Le Brief éco. Plan de relance, les conditions de la réussite


Jean Castex, Premier ministre, présente son plan de relance, le 3 septembre 2020 à Paris. (LUDOVIC MARIN / AFP)

Comment faire pour que le plan de relance donne les résultats attendus ? 100 milliards d’euros débloqués par l’État pour permettre à l’économie française de retrouver dès 2022 son niveau d’avant-crise. L’objectif est-il réalisable ?

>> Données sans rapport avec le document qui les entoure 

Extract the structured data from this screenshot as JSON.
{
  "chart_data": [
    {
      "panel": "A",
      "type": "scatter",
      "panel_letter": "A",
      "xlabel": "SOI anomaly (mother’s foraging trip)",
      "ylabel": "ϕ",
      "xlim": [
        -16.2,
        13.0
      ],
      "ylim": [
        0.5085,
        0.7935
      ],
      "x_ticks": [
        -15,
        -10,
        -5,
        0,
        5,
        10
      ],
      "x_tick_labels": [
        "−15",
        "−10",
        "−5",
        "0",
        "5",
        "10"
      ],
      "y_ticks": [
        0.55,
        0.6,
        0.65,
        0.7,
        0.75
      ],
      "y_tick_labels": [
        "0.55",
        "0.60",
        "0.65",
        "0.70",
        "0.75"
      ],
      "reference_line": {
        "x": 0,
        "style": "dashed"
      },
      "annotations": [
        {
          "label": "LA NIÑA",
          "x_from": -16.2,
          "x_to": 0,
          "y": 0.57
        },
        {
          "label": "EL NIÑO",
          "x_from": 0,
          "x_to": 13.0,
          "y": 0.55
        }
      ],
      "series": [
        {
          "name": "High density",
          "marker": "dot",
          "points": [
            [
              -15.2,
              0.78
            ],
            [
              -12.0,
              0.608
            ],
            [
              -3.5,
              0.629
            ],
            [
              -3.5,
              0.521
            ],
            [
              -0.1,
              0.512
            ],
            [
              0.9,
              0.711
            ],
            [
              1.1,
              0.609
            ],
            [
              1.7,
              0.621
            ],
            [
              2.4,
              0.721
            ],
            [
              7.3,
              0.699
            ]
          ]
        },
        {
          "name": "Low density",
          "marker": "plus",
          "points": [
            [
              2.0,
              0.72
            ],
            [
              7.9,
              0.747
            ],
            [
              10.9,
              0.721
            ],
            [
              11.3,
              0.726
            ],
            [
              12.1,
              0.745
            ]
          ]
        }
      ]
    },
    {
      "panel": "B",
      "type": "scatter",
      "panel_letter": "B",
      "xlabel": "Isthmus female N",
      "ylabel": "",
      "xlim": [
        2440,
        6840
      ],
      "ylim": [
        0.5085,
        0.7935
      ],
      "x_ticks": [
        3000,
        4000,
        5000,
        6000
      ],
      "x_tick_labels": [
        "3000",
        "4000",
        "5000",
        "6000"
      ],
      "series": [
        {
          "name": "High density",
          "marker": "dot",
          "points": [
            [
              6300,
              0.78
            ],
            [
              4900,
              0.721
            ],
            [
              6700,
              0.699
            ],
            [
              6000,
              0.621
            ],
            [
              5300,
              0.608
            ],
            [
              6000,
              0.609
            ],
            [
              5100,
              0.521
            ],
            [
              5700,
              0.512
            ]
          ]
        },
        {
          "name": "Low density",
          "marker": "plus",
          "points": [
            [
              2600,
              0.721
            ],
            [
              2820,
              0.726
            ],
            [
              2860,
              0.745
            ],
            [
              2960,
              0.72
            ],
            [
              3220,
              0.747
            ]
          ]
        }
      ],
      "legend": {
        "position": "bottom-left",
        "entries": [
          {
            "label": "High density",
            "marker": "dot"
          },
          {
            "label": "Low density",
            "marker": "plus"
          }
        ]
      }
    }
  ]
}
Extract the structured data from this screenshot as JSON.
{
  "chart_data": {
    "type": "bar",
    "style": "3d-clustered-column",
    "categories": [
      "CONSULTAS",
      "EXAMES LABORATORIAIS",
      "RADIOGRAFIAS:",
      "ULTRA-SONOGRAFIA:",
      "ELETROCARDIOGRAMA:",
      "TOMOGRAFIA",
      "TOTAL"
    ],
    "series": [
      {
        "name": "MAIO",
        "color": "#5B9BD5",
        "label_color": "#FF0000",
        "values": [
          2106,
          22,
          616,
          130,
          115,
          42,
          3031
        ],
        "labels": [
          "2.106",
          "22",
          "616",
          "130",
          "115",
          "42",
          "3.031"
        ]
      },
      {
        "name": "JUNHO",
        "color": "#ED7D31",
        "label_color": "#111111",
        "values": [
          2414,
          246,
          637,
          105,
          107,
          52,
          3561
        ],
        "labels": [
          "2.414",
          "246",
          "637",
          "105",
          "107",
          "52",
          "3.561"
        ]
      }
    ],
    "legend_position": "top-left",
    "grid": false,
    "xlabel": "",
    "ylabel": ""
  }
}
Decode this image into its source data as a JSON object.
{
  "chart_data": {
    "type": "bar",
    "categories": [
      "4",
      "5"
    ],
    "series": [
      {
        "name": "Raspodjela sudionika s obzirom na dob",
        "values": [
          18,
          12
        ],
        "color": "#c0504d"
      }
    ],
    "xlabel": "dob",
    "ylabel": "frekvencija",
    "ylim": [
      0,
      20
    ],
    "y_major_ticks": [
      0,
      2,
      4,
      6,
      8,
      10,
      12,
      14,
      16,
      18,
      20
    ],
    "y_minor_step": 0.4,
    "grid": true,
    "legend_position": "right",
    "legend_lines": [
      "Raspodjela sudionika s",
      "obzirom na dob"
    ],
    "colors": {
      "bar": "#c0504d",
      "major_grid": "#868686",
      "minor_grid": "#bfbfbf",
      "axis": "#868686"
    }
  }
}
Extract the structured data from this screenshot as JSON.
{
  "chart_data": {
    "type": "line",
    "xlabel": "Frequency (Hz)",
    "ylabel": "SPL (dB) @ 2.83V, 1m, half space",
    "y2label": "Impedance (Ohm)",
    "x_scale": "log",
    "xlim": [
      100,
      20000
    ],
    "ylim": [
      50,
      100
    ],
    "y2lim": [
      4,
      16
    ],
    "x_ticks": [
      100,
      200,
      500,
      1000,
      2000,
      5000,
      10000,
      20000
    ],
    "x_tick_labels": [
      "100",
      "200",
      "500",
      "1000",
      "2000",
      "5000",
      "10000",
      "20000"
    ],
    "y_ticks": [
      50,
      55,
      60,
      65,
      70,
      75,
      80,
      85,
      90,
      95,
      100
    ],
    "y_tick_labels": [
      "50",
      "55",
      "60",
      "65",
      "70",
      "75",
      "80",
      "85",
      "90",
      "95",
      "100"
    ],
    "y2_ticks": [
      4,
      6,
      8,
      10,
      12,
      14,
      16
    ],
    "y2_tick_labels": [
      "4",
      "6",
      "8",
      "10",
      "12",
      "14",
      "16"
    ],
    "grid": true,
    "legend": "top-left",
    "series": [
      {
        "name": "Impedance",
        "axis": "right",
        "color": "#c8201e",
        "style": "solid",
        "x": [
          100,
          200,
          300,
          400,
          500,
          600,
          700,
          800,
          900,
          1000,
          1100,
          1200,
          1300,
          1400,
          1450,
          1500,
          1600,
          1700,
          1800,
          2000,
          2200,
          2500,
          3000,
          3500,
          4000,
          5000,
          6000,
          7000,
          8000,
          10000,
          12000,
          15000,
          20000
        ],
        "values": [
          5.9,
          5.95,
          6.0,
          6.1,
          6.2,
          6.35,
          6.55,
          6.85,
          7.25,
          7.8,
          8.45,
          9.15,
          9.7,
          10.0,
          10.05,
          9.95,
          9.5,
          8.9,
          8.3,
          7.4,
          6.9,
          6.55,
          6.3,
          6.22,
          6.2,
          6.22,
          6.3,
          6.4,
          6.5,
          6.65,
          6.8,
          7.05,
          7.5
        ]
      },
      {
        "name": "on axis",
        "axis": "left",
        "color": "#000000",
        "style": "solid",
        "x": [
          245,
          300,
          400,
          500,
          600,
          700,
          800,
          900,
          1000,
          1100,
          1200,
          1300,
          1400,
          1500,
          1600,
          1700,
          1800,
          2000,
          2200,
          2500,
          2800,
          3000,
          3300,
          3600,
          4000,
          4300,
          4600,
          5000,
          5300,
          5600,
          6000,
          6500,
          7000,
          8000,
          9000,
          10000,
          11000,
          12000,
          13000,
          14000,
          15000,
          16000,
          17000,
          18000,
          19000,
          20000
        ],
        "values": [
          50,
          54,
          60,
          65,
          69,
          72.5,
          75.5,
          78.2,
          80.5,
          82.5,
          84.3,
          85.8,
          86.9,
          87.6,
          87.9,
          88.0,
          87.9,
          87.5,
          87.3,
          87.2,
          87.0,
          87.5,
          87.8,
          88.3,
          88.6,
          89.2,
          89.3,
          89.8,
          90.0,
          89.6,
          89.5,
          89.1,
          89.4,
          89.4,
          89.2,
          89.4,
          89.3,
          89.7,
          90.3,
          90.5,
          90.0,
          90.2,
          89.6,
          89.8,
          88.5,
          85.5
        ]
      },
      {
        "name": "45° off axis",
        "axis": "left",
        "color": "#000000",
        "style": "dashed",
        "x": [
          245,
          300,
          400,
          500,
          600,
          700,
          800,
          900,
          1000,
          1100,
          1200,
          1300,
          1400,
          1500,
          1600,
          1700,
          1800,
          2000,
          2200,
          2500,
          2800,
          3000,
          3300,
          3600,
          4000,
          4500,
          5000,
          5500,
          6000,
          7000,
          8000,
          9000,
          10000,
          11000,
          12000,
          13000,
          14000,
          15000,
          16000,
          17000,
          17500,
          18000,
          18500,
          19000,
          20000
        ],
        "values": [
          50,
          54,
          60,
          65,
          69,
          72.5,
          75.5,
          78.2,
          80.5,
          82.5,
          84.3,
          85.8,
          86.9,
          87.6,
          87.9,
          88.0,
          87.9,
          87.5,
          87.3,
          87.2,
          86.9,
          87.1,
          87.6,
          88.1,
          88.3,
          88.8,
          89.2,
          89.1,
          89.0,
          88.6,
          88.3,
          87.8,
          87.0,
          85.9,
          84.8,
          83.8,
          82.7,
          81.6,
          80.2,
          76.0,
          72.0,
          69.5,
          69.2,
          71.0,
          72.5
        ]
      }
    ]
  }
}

Ce plan est très ambitieux. Les 100 milliards viennent s’ajouter aux 470 déjà débloqués depuis le début de la crise au mois de mars. Cela fait une somme rondelette et il faut maintenant orchestrer la symphonie. Tout dépend des acteurs, la balle est dans leur camp : les entreprises, les consommateurs, les collectivités locales… sans oublier quelques facteurs non négligeables dont le contexte dans lequel nous vivons aujourd’hui.

On a dit et redit que le plan Castex, appelons-le ainsi, est historique. Il représente près de quatre fois le plan Sarkozy de 2008. Mais les deux crises n’ont rien à voir. 2008 : faillite d’une banque (Goldman Sachs), problème structurel et manque de régulation du capitalisme ; 2020 : virus non maîtrisable aux effets dévastateurs incertains dans le temps. La grande différence est donc l’incertitude totale sur les mois, les années à venir. Sans perspective, pas de confiance. Manque de confiance, perte de moral et dépression.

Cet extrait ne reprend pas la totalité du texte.